A mild wind
Monsoon Cuisine of India1020 16th St.
Sacramento, CA 95814
Monsoon, the new Indian eatery in Midtown, doesn’t live up to its evocative and artful website. Of course if this were a prerequisite to assessing the caliber of a restaurant, many would be wanting.
Most recently, the location that currently houses Monsoon was Spin Burger Bar, a burger joint whose Rueben and lamb patties are now missed.
Little has changed from Spin’s interior, save the removal of a large chalkboard—whose dust a Howard Hughes-channeling diner could easily imagine, gently settling on the plates of neighboring tables. Still present are the large street-facing window walls and dominant central bar. There are fewer tall seats and more tables. The apparently required black, steel-and-glass Midtown urban-sparse motif still reigns supreme.
Like so many things in life, there is always room for another good Indian restaurant. And, in the aggregate, Monsoon is good. It is not great. Not to be a broken record or scratched disc or whatever the 21st-century cliché is, but Bombay Bar & Grill at 1315 21st Street is an inspired Indian restaurant where, unlike, Monsoon, mango chutney is available—free of charge—at every meal.
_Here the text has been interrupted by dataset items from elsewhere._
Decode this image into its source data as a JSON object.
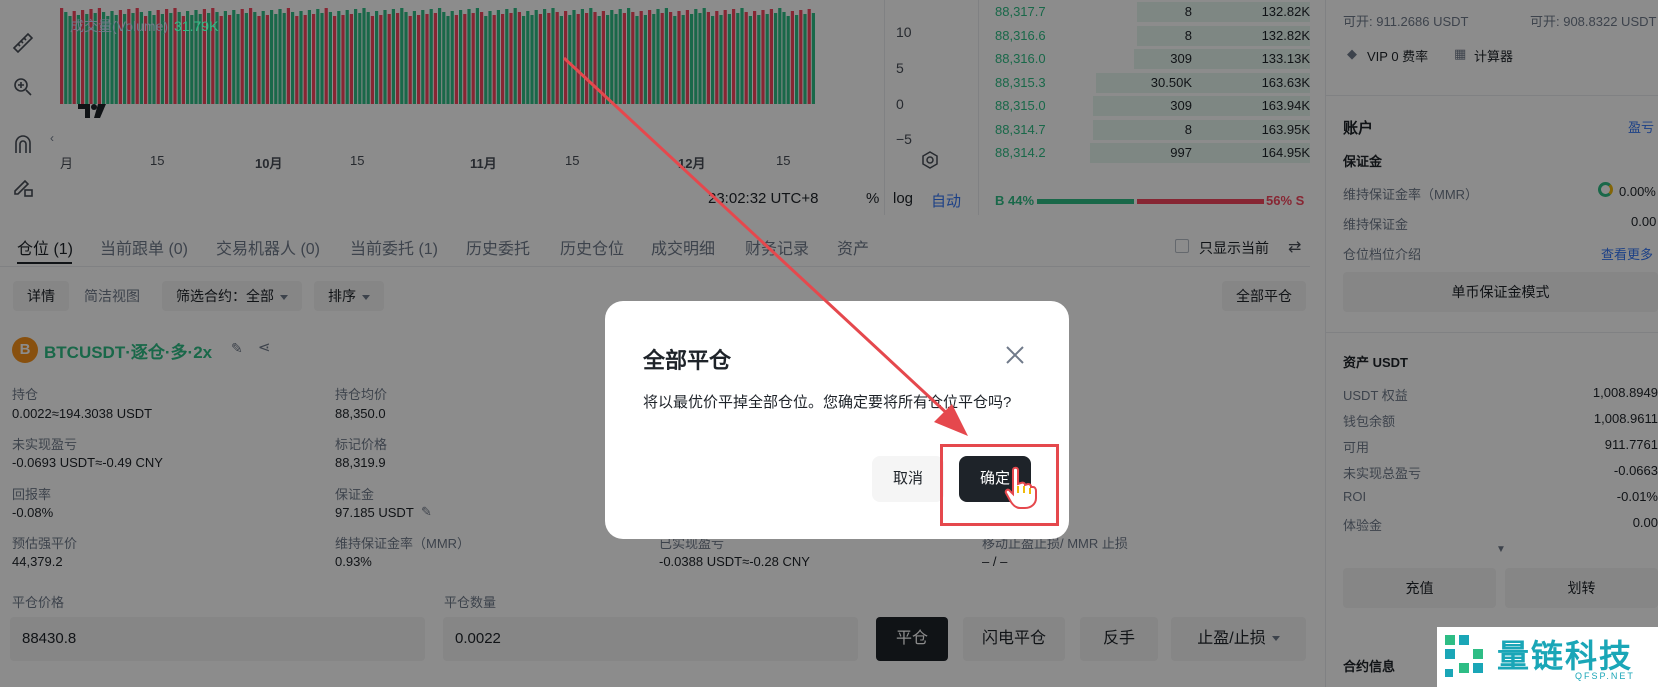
{
  "chart": {
    "volume_label": "成交量(Volume)",
    "volume_value": "31.79K",
    "x_ticks": [
      {
        "label": "月",
        "bold": false
      },
      {
        "label": "15",
        "bold": false
      },
      {
        "label": "10月",
        "bold": true
      },
      {
        "label": "15",
        "bold": false
      },
      {
        "label": "11月",
        "bold": true
      },
      {
        "label": "15",
        "bold": false
      },
      {
        "label": "12月",
        "bold": true
      },
      {
        "label": "15",
        "bold": false
      }
    ],
    "y_ticks": [
      "10",
      "5",
      "0",
      "−5"
    ],
    "time": "23:02:32 UTC+8",
    "percent": "%",
    "log": "log",
    "auto": "自动",
    "tv_logo": "TV"
  },
  "orderbook": {
    "rows": [
      {
        "price": "88,317.7",
        "qty": "8",
        "total": "132.82K",
        "depth": 0.55
      },
      {
        "price": "88,316.6",
        "qty": "8",
        "total": "132.82K",
        "depth": 0.55
      },
      {
        "price": "88,316.0",
        "qty": "309",
        "total": "133.13K",
        "depth": 0.56
      },
      {
        "price": "88,315.3",
        "qty": "30.50K",
        "total": "163.63K",
        "depth": 0.68
      },
      {
        "price": "88,315.0",
        "qty": "309",
        "total": "163.94K",
        "depth": 0.69
      },
      {
        "price": "88,314.7",
        "qty": "8",
        "total": "163.95K",
        "depth": 0.69
      },
      {
        "price": "88,314.2",
        "qty": "997",
        "total": "164.95K",
        "depth": 0.7
      }
    ],
    "buy_ratio": "B 44%",
    "sell_ratio": "56% S",
    "buy_fraction": 0.44
  },
  "tabs": [
    {
      "label": "仓位 (1)",
      "active": true
    },
    {
      "label": "当前跟单 (0)",
      "active": false
    },
    {
      "label": "交易机器人 (0)",
      "active": false
    },
    {
      "label": "当前委托 (1)",
      "active": false
    },
    {
      "label": "历史委托",
      "active": false
    },
    {
      "label": "历史仓位",
      "active": false
    },
    {
      "label": "成交明细",
      "active": false
    },
    {
      "label": "财务记录",
      "active": false
    },
    {
      "label": "资产",
      "active": false
    }
  ],
  "show_current_only": "只显示当前",
  "filters": {
    "detail": "详情",
    "simple_view": "简洁视图",
    "filter_contract": "筛选合约：全部",
    "sort": "排序",
    "close_all": "全部平仓"
  },
  "position": {
    "btc_icon": "B",
    "title": "BTCUSDT·逐仓·多·2x",
    "fields": {
      "holding_label": "持仓",
      "holding_value": "0.0022≈194.3038 USDT",
      "avg_price_label": "持仓均价",
      "avg_price_value": "88,350.0",
      "unrealized_label": "未实现盈亏",
      "unrealized_value": "-0.0693 USDT≈-0.49 CNY",
      "mark_price_label": "标记价格",
      "mark_price_value": "88,319.9",
      "roe_label": "回报率",
      "roe_value": "-0.08%",
      "margin_label": "保证金",
      "margin_value": "97.185 USDT",
      "liq_label": "预估强平价",
      "liq_value": "44,379.2",
      "mmr_label": "维持保证金率（MMR）",
      "mmr_value": "0.93%",
      "realized_label": "已实现盈亏",
      "realized_value": "-0.0388 USDT≈-0.28 CNY",
      "tpsl_label": "移动止盈止损/ MMR 止损",
      "tpsl_value": "– / –"
    },
    "close_price_label": "平仓价格",
    "close_price_value": "88430.8",
    "close_qty_label": "平仓数量",
    "close_qty_value": "0.0022",
    "btn_close": "平仓",
    "btn_flash_close": "闪电平仓",
    "btn_reverse": "反手",
    "btn_tpsl": "止盈/止损"
  },
  "right_panel": {
    "avail_open_1": "可开: 911.2686 USDT",
    "avail_open_2": "可开: 908.8322 USDT",
    "vip": "VIP 0 费率",
    "calculator": "计算器",
    "account_title": "账户",
    "account_link": "盈亏",
    "margin_title": "保证金",
    "mmr_label": "维持保证金率（MMR）",
    "mmr_value": "0.00%",
    "maint_margin_label": "维持保证金",
    "maint_margin_value": "0.00",
    "tier_label": "仓位档位介绍",
    "tier_link": "查看更多",
    "single_margin_mode": "单币保证金模式",
    "assets_title": "资产 USDT",
    "assets": [
      {
        "label": "USDT 权益",
        "value": "1,008.8949"
      },
      {
        "label": "钱包余额",
        "value": "1,008.9611"
      },
      {
        "label": "可用",
        "value": "911.7761"
      },
      {
        "label": "未实现总盈亏",
        "value": "-0.0663"
      },
      {
        "label": "ROI",
        "value": "-0.01%"
      },
      {
        "label": "体验金",
        "value": "0.00"
      }
    ],
    "deposit": "充值",
    "transfer": "划转",
    "contract_info": "合约信息"
  },
  "modal": {
    "title": "全部平仓",
    "message": "将以最优价平掉全部仓位。您确定要将所有仓位平仓吗?",
    "cancel": "取消",
    "confirm": "确定"
  },
  "watermark": {
    "text": "量链科技",
    "sub": "QFSP.NET"
  },
  "colors": {
    "green": "#2ebd85",
    "red": "#f6465d",
    "annotation": "#e5484d"
  }
}
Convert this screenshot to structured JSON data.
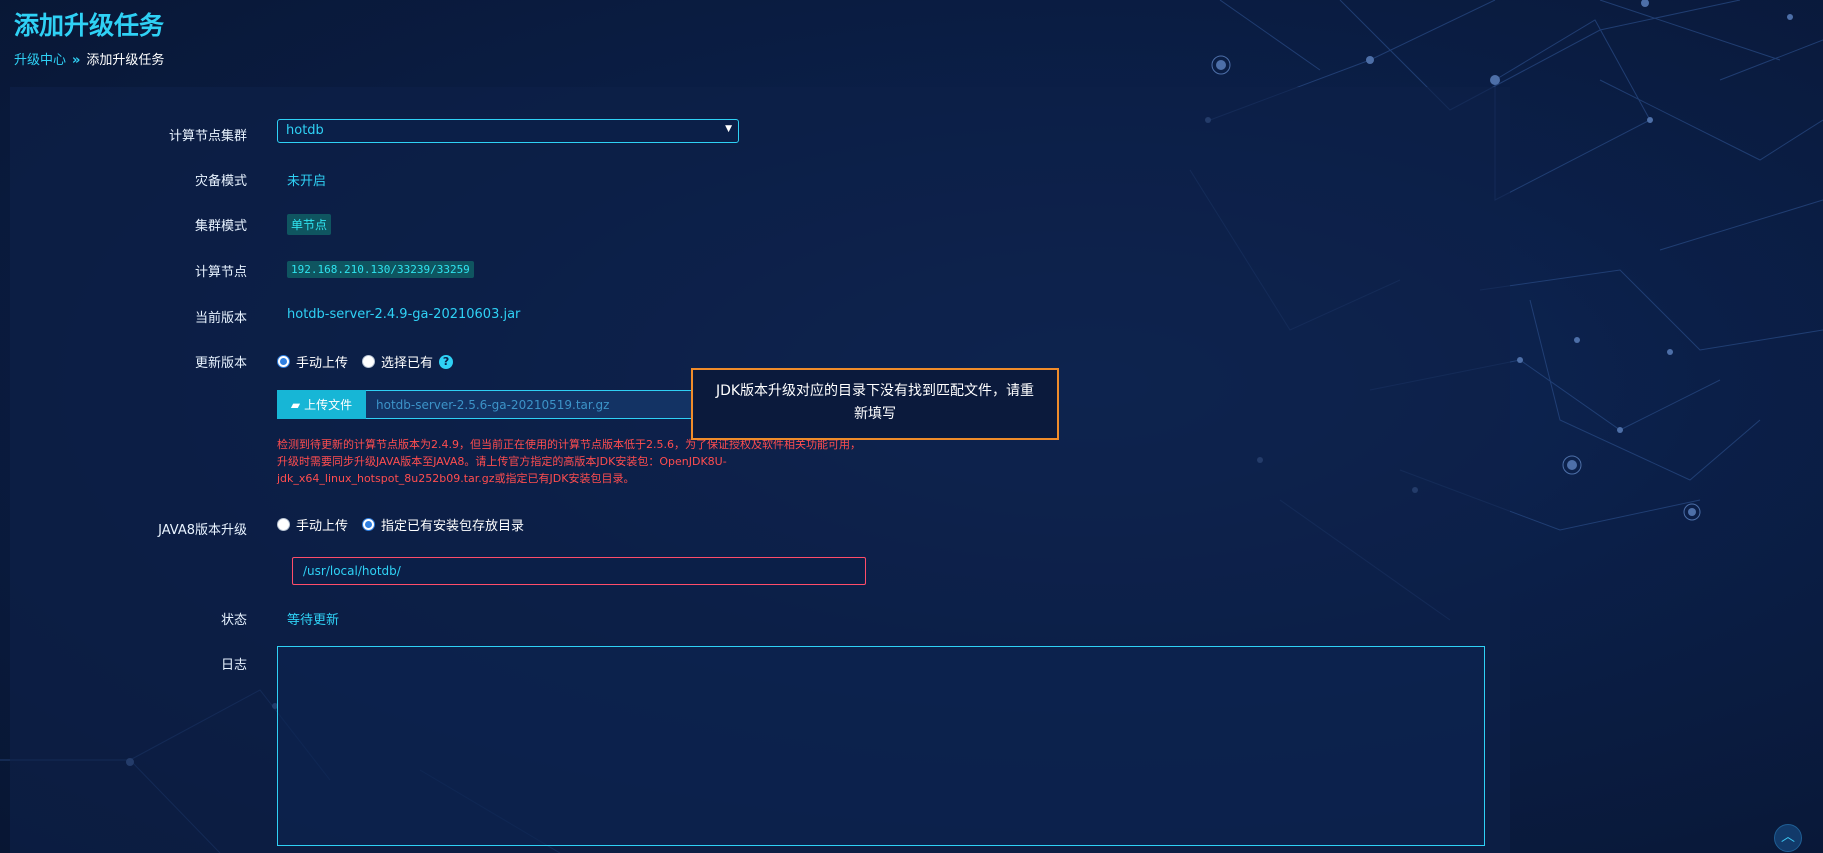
{
  "page": {
    "title": "添加升级任务",
    "breadcrumb": {
      "parent": "升级中心",
      "separator": "»",
      "current": "添加升级任务"
    }
  },
  "form": {
    "cluster": {
      "label": "计算节点集群",
      "value": "hotdb"
    },
    "disaster_mode": {
      "label": "灾备模式",
      "value": "未开启"
    },
    "cluster_mode": {
      "label": "集群模式",
      "value": "单节点"
    },
    "compute_node": {
      "label": "计算节点",
      "value": "192.168.210.130/33239/33259"
    },
    "current_version": {
      "label": "当前版本",
      "value": "hotdb-server-2.4.9-ga-20210603.jar"
    },
    "update_version": {
      "label": "更新版本",
      "options": [
        {
          "label": "手动上传",
          "selected": true
        },
        {
          "label": "选择已有",
          "selected": false
        }
      ],
      "help": "?",
      "upload_button": "上传文件",
      "file_name": "hotdb-server-2.5.6-ga-20210519.tar.gz",
      "warning": "检测到待更新的计算节点版本为2.4.9，但当前正在使用的计算节点版本低于2.5.6，为了保证授权及软件相关功能可用，升级时需要同步升级JAVA版本至JAVA8。请上传官方指定的高版本JDK安装包：OpenJDK8U-jdk_x64_linux_hotspot_8u252b09.tar.gz或指定已有JDK安装包目录。"
    },
    "java8_upgrade": {
      "label": "JAVA8版本升级",
      "options": [
        {
          "label": "手动上传",
          "selected": false
        },
        {
          "label": "指定已有安装包存放目录",
          "selected": true
        }
      ],
      "path": "/usr/local/hotdb/"
    },
    "status": {
      "label": "状态",
      "value": "等待更新"
    },
    "log": {
      "label": "日志",
      "value": ""
    }
  },
  "tooltip": {
    "text": "JDK版本升级对应的目录下没有找到匹配文件，请重新填写"
  },
  "icons": {
    "dropdown": "caret-down-icon",
    "upload": "folder-open-icon",
    "help": "help-icon",
    "back_to_top": "chevron-up-icon"
  },
  "colors": {
    "accent": "#2fd1f5",
    "error": "#ff4d4f",
    "tooltip_border": "#f08c2a",
    "background": "#0a1a3a"
  }
}
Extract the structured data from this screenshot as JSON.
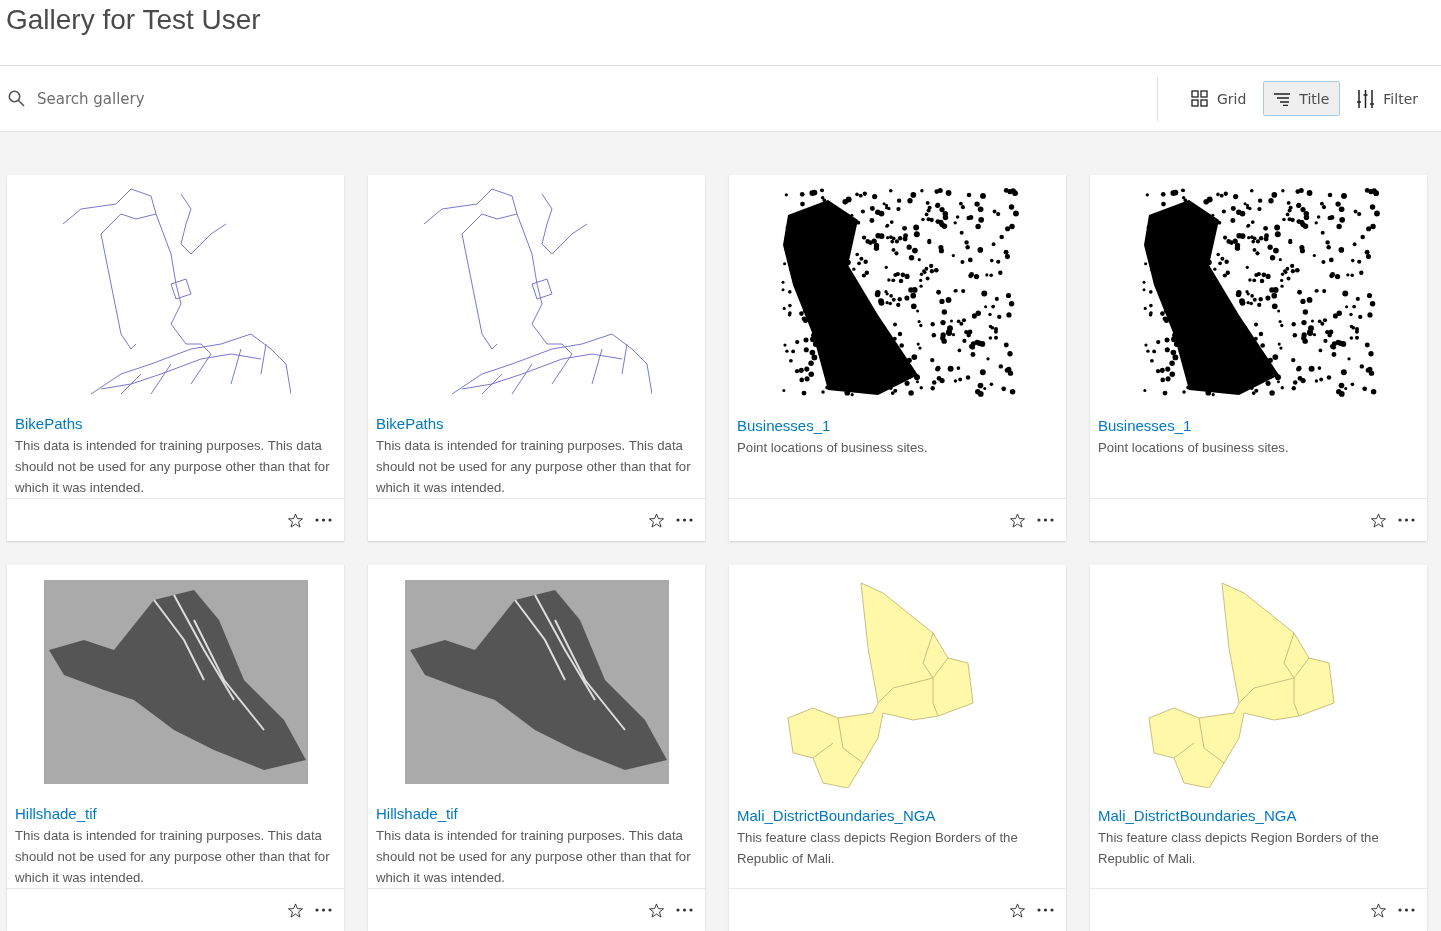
{
  "title": "Gallery for Test User",
  "search": {
    "placeholder": "Search gallery"
  },
  "view_buttons": [
    {
      "label": "Grid",
      "kind": "grid",
      "selected": false
    },
    {
      "label": "Title",
      "kind": "sort",
      "selected": true
    },
    {
      "label": "Filter",
      "kind": "filter",
      "selected": false
    }
  ],
  "items": [
    {
      "title": "BikePaths",
      "description": "This data is intended for training purposes. This data should not be used for any purpose other than that for which it was intended.",
      "kind": "lines"
    },
    {
      "title": "BikePaths",
      "description": "This data is intended for training purposes. This data should not be used for any purpose other than that for which it was intended.",
      "kind": "lines"
    },
    {
      "title": "Businesses_1",
      "description": "Point locations of business sites.",
      "kind": "points"
    },
    {
      "title": "Businesses_1",
      "description": "Point locations of business sites.",
      "kind": "points"
    },
    {
      "title": "Hillshade_tif",
      "description": "This data is intended for training purposes. This data should not be used for any purpose other than that for which it was intended.",
      "kind": "hillshade"
    },
    {
      "title": "Hillshade_tif",
      "description": "This data is intended for training purposes. This data should not be used for any purpose other than that for which it was intended.",
      "kind": "hillshade"
    },
    {
      "title": "Mali_DistrictBoundaries_NGA",
      "description": "This feature class depicts Region Borders of the Republic of Mali.",
      "kind": "polygons"
    },
    {
      "title": "Mali_DistrictBoundaries_NGA",
      "description": "This feature class depicts Region Borders of the Republic of Mali.",
      "kind": "polygons"
    }
  ]
}
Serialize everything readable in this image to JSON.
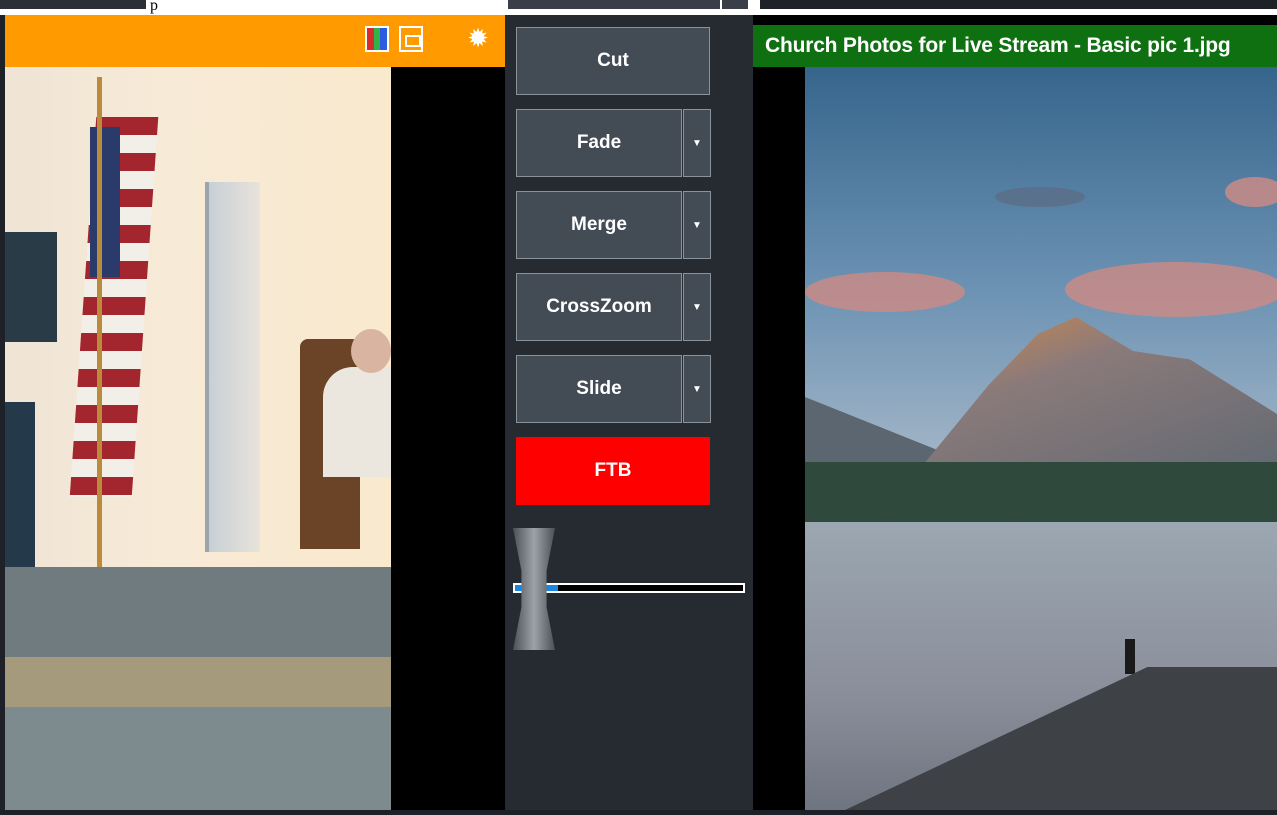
{
  "top_strip": {
    "text": "p"
  },
  "preview_panel": {
    "header_color": "#ff9a00",
    "icons": [
      "color-bars-icon",
      "safe-area-icon",
      "gear-icon"
    ]
  },
  "transitions": {
    "cut_label": "Cut",
    "fade_label": "Fade",
    "merge_label": "Merge",
    "crosszoom_label": "CrossZoom",
    "slide_label": "Slide",
    "ftb_label": "FTB",
    "dropdown_arrow": "▼",
    "tbar_progress": 0.19
  },
  "output_panel": {
    "title": "Church Photos for Live Stream - Basic pic 1.jpg",
    "header_color": "#0e7010"
  },
  "colors": {
    "ftb": "#ff0000",
    "tbar_fill": "#1b86e0"
  }
}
Free mango chutney being but one of the smaller of Bombay’s superior attributes. And despite little affinity for Indian lunch buffet, Pooja Indian Grill in West Sacramento lays out an expertly prepared spread that offers almost as much variety as Monsoon’s truncated lunch menu. For the Indian buffet aficionados who wish to remain on foot in the greater downtown environs, Mati’s Indian Express at 1501 16th Street gets the nod over Monsoon with its engaging but eagle-eyed matriarch stationed behind the chaffing dishes to ensure her creations are just so.
As to Monsoon’s fare, it runs the familiar gamut of dishes familiar to Americans. The dinner menu offers plenty from the tandoori oven, five biryanis (rice and spice mixed with various meats or vegetables) and 10 vegetarian curries including spinach and chunks of paneer (Indian cheese) and aloo gobi (cauliflower and potatoes).
There is a mulligatawny-ish soup on the dinner menu, but it’s not available at lunch, a heart-crushing blow on the first visit that is lessened by the discovery of its blandness when eventually sampled. Nowhere in the broth, with its bits of tomato, chicken and rice, will you find the traditional curry, cardamom, cumin punch. There are several common elements between the lunch menu and the far more expansive dinner menu. Lamb vindaloo is one. There are plenty of chunks of lamb, neither pink nor dry, with a not-ignorable but also not-overwhelming heat than runs straight down the center of the spiciness spectrum of most American palates.
One of the more nuanced entrees, lunch or dinner, is the coastal prawn dish, composed of three or four shrimp that lay beached in a tomatoesque masala redolent with the spices that form its foundation.
Refreshing is the nibu pani, a spiced lemonade that will earn a pleasantly quizzical eyebrow arch over its unique flavor—a much better choice than the ginger lemonade.
To get the full feel of Monsoon, eat dinner there. As noted previously, the menu is significantly more varied. Lunch offers a series of entrees—although rice is included—and a “vegetable” of the chef’s choice. On days when that’s saag, creamy spinach, sometimes punctuated with a bit of paneer, that’s pert near Punjab-perfect. The aloo something-or-other with peas, carrot boulders and potatoes, is less appealing. Lunch, however, stays well under the $15 ceiling. Dinner can quickly become significantly more expensive. Pulao (seasoned basmati) is à la carte. Plain Pulao is $3. Mango chutney is $2 a throw. Entrees cluster in the $13 to $16 range. There are a few designer cocktails that hover in the $10 range. Brendan, the eager and efficient waiter, recommends an Old Boy.
Add a $5 cup of that mulligatawny and—presto—it’s the high side of $30 a person.
Convenient, worth a try for curiosity’s sake, but not in the pantheon. At least not yet, anyway.